As Diane Payne recalled in an essay, it was often difficult to explain to loved ones exactly why one wasn’t on board a ship, as one had signed up to be:
My pay amounted to thirty shillings a week as an ordinary Wren, rising to £4 10s when I later became a Petty Officer. We had no category badges, and were supposed to say, if asked, that we were just “writers.” Sometimes it was very difficult having so little to say about one’s life, and this explanation did not always satisfy relatives and friends, so my wartime activities were considered unimportant and something of a failure.
By now, the numbers working at the Park were expanding as the decrypting grew steadily more successful
and reliable. As historian and codebreaker Asa Briggs succinctly put it: “I’d never seen so many women in my life!”4 Often, when looking out from her office on the first floor of the house, over the lawn and the lake, recalls Mimi Gallilee, one could see, at shift changeover time, “a great sea of bodies. All these people going to and from the coaches that would ferry them to their billets in the outlying villages. Countless people, all milling about—it was a magnificent sight.”
Around this time, Bletchley was using so-called “Hollerith Machines,” mighty efforts that processed punch cards, another logic-based means into some of the codes. And it was obvious that it would be better to have these machines operated by people who knew how they worked. One such group was very loosely termed “the Lewis Ladies.”
The Park authorities had, in their search for Hollerith personnel, turned to the retail firm John Lewis; it used similar punch-card machines, and had women specially trained to use them. Making a plea via the Ministry for Labour and National Service, the Park interviewed fifty of these young women and selected ten. To the fury of the Park authorities, the Ministry suddenly withdrew the offer and allocated the John Lewis women to land work instead. Vinegary memos passed back and forth. One read: “The John Lewis episode is a disgrace.”

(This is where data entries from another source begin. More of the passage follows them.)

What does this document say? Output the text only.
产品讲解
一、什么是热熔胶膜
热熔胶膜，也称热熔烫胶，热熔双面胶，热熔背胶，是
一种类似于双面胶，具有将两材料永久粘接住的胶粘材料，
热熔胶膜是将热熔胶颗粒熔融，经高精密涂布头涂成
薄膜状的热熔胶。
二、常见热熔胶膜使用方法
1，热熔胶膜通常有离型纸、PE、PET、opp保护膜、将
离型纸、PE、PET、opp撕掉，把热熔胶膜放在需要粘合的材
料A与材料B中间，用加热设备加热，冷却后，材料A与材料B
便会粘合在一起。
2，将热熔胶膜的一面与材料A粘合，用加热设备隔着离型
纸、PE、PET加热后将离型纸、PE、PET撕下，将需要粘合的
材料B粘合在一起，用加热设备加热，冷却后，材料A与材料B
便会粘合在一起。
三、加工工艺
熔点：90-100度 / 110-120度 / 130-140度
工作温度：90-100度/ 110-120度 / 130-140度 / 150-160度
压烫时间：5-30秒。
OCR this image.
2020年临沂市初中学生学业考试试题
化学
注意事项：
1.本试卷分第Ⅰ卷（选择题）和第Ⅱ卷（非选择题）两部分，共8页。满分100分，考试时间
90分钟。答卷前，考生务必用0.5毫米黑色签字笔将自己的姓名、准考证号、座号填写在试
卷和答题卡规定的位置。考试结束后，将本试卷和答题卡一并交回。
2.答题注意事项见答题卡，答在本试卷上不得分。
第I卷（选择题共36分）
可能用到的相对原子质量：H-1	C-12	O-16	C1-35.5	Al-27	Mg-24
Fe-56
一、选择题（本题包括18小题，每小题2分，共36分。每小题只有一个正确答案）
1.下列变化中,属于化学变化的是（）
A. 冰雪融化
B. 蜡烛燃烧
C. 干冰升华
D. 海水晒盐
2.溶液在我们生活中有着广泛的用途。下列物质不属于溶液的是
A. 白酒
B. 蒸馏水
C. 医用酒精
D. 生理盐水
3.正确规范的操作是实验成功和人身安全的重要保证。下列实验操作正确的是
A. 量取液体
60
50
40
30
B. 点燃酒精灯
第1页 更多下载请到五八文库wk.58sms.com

The fight between Bletchley Park and the monolithic bureaucracy grew so rancorous that eventually Churchill got to hear of it. As recorded in one Park memo, “the shortage of personnel reached the ears of the PM who directed Ismay to render an immediate report on the shortage of female personnel.”
It was a significant problem, as another memo from September 1941 makes clear: “We have had some very considerable difficulty in recruitment, especially women clerks, and we are now considerably underborne with the result that some very important jobs are being held up.”